Senior police officer demands warrantless access to UK medical records
Controversially, the data would also include information on domestic violence and abuse towards women.
Sir Peter Fahy, chief constable of Greater Manchester police told The Guardian that access to the data was necessary because of the increased number of cases involving “vulnerable people.”
Fahy said that police frequently dealt with people who suffered from mental illness or who have a history of alcohol and substance abuse, with ‘vulnerable people’ constituting more than half of police work every year.
Fahy added that access to medical records would allow police to better understand the individuals involved in potentially criminal activity, and would also allow police response times to be faster.
"We could do a better job if we have greater access to information, which it is currently hard for us to get," he said.
"It would give us a deeper understanding of those we are expected to help and their problems. The actions we take would be much improved if we had a better understanding of that history at the time we are called."
Fahy also called for a ‘national register’ of vulnerable people, which could be accessed by police and social services in an emergency.
While acknowledging inevitable public concern around the proposal, particularly in light of revelations of surveillance unveiled by NSA whistleblower Edward Snowden, Fahy said that current restrictions on data access cost the police “in money and time.”
“The danger is [revelations] from Snowden create an atmosphere of suspicion of why public services want to access the information," he told the Guardian.
"If you want a good public service it is crucial that there is increased information sharing, properly overseen and regulated," he added.
Fahy’s proposals may be seen as an extension of the government’s existing plans to develop a centralized database containing the medical records of every British citizen.
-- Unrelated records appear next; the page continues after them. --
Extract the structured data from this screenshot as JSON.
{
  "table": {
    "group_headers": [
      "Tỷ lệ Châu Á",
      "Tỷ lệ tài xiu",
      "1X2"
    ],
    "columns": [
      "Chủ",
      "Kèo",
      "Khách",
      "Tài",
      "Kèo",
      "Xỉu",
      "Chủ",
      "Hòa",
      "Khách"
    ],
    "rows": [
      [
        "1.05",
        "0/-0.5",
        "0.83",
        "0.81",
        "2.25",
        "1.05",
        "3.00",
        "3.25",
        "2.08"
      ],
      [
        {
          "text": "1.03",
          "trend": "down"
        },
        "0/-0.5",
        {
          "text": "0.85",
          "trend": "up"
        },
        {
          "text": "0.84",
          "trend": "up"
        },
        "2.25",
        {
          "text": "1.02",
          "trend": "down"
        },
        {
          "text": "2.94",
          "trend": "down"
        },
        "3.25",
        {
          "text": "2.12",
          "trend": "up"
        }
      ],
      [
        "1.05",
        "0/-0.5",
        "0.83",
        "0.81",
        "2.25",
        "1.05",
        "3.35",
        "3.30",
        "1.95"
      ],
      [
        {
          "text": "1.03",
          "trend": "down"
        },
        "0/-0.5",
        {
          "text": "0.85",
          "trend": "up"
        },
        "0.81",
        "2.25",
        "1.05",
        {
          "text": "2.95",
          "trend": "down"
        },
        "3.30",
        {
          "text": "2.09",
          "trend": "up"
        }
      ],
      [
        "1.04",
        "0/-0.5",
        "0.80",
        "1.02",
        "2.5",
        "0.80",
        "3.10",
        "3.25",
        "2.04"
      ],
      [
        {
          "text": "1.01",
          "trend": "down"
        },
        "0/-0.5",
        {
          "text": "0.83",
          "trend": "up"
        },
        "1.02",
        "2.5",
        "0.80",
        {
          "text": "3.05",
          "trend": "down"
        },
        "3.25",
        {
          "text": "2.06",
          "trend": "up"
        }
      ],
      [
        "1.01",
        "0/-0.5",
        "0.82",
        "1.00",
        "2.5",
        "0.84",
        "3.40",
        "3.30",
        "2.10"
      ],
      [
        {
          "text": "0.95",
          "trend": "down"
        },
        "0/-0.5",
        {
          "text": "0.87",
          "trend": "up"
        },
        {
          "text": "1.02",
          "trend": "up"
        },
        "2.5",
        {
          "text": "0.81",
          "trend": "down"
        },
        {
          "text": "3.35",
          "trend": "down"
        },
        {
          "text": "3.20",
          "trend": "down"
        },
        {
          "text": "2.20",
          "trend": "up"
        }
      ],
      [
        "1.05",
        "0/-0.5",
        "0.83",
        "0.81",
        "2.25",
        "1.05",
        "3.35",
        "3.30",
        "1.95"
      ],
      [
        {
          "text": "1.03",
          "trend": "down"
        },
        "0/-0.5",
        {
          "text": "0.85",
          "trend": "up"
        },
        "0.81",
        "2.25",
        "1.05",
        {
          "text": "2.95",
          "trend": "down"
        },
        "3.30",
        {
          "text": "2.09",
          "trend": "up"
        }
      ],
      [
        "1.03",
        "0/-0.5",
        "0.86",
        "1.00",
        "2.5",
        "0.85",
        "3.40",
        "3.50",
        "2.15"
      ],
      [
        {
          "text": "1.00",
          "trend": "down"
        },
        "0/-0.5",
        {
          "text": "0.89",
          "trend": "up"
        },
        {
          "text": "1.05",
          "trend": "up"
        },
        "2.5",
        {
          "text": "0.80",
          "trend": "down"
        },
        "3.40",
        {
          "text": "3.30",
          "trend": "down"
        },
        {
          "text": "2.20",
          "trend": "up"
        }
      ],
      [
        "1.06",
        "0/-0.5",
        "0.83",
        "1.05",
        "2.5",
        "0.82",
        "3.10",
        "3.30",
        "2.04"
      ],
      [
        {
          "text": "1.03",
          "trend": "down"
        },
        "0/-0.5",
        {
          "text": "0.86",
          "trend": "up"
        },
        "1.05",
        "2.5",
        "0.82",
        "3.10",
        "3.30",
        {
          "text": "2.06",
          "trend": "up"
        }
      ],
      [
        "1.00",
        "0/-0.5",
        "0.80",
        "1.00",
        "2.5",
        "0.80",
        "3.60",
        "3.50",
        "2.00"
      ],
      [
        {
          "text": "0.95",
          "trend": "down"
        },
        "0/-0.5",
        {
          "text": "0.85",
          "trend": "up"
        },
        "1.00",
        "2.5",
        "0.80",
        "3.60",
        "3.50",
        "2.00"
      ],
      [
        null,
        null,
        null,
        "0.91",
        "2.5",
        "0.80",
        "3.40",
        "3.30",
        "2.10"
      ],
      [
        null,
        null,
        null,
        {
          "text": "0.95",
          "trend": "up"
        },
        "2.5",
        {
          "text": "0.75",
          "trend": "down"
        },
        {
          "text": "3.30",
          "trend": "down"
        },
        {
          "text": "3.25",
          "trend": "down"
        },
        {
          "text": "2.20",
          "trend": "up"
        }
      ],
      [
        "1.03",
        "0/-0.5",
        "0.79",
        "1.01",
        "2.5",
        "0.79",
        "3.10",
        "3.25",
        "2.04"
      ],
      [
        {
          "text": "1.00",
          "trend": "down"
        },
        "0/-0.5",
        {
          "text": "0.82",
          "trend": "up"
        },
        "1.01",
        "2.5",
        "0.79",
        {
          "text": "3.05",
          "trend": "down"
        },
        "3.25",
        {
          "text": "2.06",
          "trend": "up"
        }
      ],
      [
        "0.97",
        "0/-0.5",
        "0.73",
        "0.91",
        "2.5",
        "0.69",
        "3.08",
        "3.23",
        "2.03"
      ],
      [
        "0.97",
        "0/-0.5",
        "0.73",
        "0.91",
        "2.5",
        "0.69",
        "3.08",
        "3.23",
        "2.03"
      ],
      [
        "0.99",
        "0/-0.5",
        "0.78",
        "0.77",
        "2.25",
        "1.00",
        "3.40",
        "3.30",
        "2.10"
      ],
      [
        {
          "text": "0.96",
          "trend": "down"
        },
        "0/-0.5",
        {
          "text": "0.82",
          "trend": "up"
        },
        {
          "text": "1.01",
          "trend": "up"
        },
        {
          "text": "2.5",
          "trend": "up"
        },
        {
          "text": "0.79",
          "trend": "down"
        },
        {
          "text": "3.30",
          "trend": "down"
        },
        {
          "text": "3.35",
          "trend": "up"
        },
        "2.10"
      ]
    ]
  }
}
Called “care.data”, the program was designed to streamline healthcare services by extracting patient data from GP surgeries across the country and placing it into the national Health and Social Care Information Centre (HSCIC) database. The move is intended to make the NHS more cost efficient.
The plans, however, were heavily criticized by many in the medical community, with 31 percent of GPs saying they would opt their patients out of the scheme over privacy concerns.
British politicians also expressed concerns over police authorities being able to access personal data without a legal warrant to do so.
"The idea that police will be able to request information from a central database without a warrant totally undermines a long-held belief in the confidentiality of the doctor-patient relationship," said senior Conservative MP David Davis.
However, the government has insisted that the database program does not give out private information to other authorities, saying that patient data stored on government computers is used to make the National Health Service run efficiently.